Truvada – a combination of emtricitabine and tenofovir – has already been in use since 2004 as a part of the treatment of HIV infection.
This is the first ever use for uninfected individuals, along with safer sex practices, to reduce the risk of acquiring HIV infection among high-risk adults.
Studied in men who have sex with men (MSM) and also in heterosexual, serodiscordant couples, the new indication also allows for use in other adults who are deemed to be at high risk: including those who have sex with people known to be HIV infected (who are not necessarily regular partners) and those who do not routinely use condoms.

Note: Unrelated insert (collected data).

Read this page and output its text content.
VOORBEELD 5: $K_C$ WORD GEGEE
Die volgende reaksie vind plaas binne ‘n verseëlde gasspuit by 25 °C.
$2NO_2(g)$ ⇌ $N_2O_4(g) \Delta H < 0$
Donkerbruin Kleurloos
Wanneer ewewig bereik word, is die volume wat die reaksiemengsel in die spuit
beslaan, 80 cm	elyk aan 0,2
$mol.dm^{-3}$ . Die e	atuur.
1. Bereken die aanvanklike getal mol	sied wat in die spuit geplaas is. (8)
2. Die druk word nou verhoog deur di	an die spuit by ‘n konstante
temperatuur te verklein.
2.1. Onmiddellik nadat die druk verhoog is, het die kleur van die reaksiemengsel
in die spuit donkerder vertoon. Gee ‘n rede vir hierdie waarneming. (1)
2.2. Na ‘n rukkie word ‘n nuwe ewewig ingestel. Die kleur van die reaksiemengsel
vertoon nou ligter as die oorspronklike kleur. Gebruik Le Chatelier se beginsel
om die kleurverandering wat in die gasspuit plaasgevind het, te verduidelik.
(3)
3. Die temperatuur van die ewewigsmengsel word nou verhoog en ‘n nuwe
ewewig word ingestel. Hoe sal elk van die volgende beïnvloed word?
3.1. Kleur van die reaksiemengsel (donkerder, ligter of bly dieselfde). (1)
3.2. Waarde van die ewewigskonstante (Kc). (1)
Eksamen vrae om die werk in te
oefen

The requirement is for testing and documentation of a negative HIV test prior to prescribing for prophylaxis and will be contraindicated in people who have flu-like symptoms, because that could indicate the presence of early acute but as yet undetected, or undetectable, HIV infection.

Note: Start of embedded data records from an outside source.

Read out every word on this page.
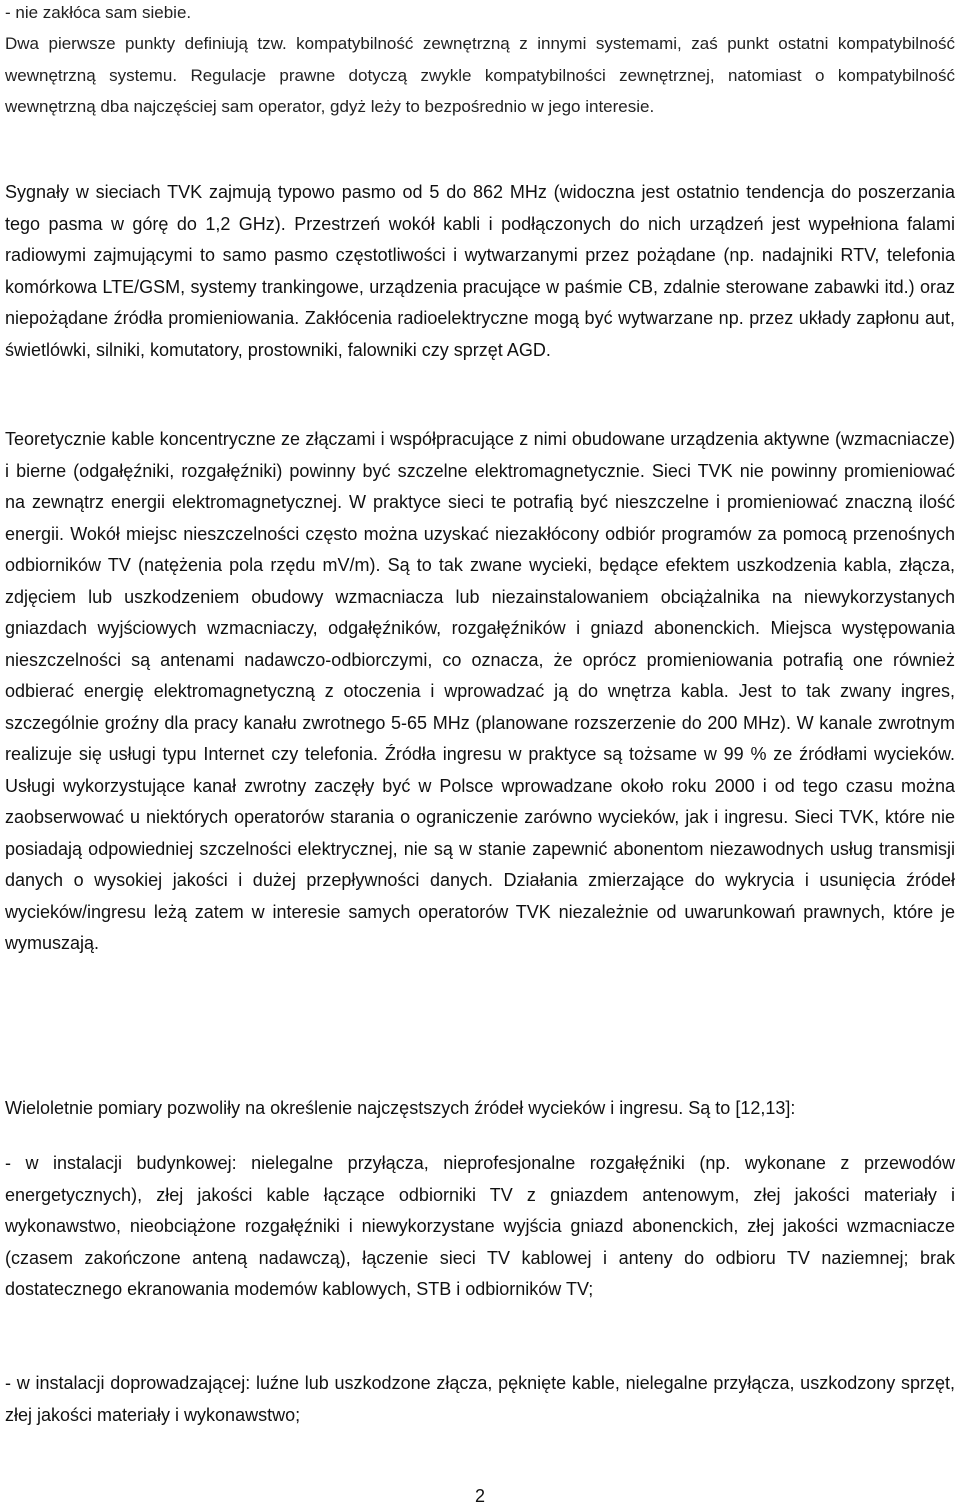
- nie zakłóca sam siebie.

Dwa pierwsze punkty definiują tzw. kompatybilność zewnętrzną z innymi systemami, zaś punkt ostatni kompatybilność wewnętrzną systemu. Regulacje prawne dotyczą zwykle kompatybilności zewnętrznej, natomiast o kompatybilność wewnętrzną dba najczęściej sam operator, gdyż leży to bezpośrednio w jego interesie.

Sygnały w sieciach TVK zajmują typowo pasmo od 5 do 862 MHz (widoczna jest ostatnio tendencja do poszerzania tego pasma w górę do 1,2 GHz). Przestrzeń wokół kabli i podłączonych do nich urządzeń jest wypełniona falami radiowymi zajmującymi to samo pasmo częstotliwości i wytwarzanymi przez pożądane (np. nadajniki RTV, telefonia komórkowa LTE/GSM, systemy trankingowe, urządzenia pracujące w paśmie CB, zdalnie sterowane zabawki itd.) oraz niepożądane źródła promieniowania. Zakłócenia radioelektryczne mogą być wytwarzane np. przez układy zapłonu aut, świetlówki, silniki, komutatory, prostowniki, falowniki czy sprzęt AGD.

Teoretycznie kable koncentryczne ze złączami i współpracujące z nimi obudowane urządzenia aktywne (wzmacniacze) i bierne (odgałęźniki, rozgałęźniki) powinny być szczelne elektromagnetycznie. Sieci TVK nie powinny promieniować na zewnątrz energii elektromagnetycznej. W praktyce sieci te potrafią być nieszczelne i promieniować znaczną ilość energii. Wokół miejsc nieszczelności często można uzyskać niezakłócony odbiór programów za pomocą przenośnych odbiorników TV (natężenia pola rzędu mV/m). Są to tak zwane wycieki, będące efektem uszkodzenia kabla, złącza, zdjęciem lub uszkodzeniem obudowy wzmacniacza lub niezainstalowaniem obciążalnika na niewykorzystanych gniazdach wyjściowych wzmacniaczy, odgałęźników, rozgałęźników i gniazd abonenckich. Miejsca występowania nieszczelności są antenami nadawczo-odbiorczymi, co oznacza, że oprócz promieniowania potrafią one również odbierać energię elektromagnetyczną z otoczenia i wprowadzać ją do wnętrza kabla. Jest to tak zwany ingres, szczególnie groźny dla pracy kanału zwrotnego 5-65 MHz (planowane rozszerzenie do 200 MHz). W kanale zwrotnym realizuje się usługi typu Internet czy telefonia. Źródła ingresu w praktyce są tożsame w 99 % ze źródłami wycieków. Usługi wykorzystujące kanał zwrotny zaczęły być w Polsce wprowadzane około roku 2000 i od tego czasu można zaobserwować u niektórych operatorów starania o ograniczenie zarówno wycieków, jak i ingresu. Sieci TVK, które nie posiadają odpowiedniej szczelności elektrycznej, nie są w stanie zapewnić abonentom niezawodnych usług transmisji danych o wysokiej jakości i dużej przepływności danych. Działania zmierzające do wykrycia i usunięcia źródeł wycieków/ingresu leżą zatem w interesie samych operatorów TVK niezależnie od uwarunkowań prawnych, które je wymuszają.

Wieloletnie pomiary pozwoliły na określenie najczęstszych źródeł wycieków i ingresu. Są to [12,13]:

- w instalacji budynkowej: nielegalne przyłącza, nieprofesjonalne rozgałęźniki (np. wykonane z przewodów energetycznych), złej jakości kable łączące odbiorniki TV z gniazdem antenowym, złej jakości materiały i wykonawstwo, nieobciążone rozgałęźniki i niewykorzystane wyjścia gniazd abonenckich, złej jakości wzmacniacze (czasem zakończone anteną nadawczą), łączenie sieci TV kablowej i anteny do odbioru TV naziemnej; brak dostatecznego ekranowania modemów kablowych, STB i odbiorników TV;

- w instalacji doprowadzającej: luźne lub uszkodzone złącza, pęknięte kable, nielegalne przyłącza, uszkodzony sprzęt, złej jakości materiały i wykonawstwo;

2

Testing for hepatitis B is also recommended, because worsening of hepatitis B has been reported in individuals with both HIV and hepatitis B when Truvada treatment was stopped.
The approval comes with a risk evaluation and mitigation strategy (REMS) to inform prescribers and potential users of the importance of daily use of the medication, regular HIV testing, and other infection risk-reducing measures.
In the large placebo-controlled Pre-Exposure Prophylaxis Initiative (iPrEx), and PartnersPrEP trials, Truvada reduced the risk of acquiring HIV infection by 42% and 75%, respectively; when used in combination with other preventive strategies, such as safer sex practices, counseling, and regular testing.
Truvada alone should not be used to prevent HIV infection.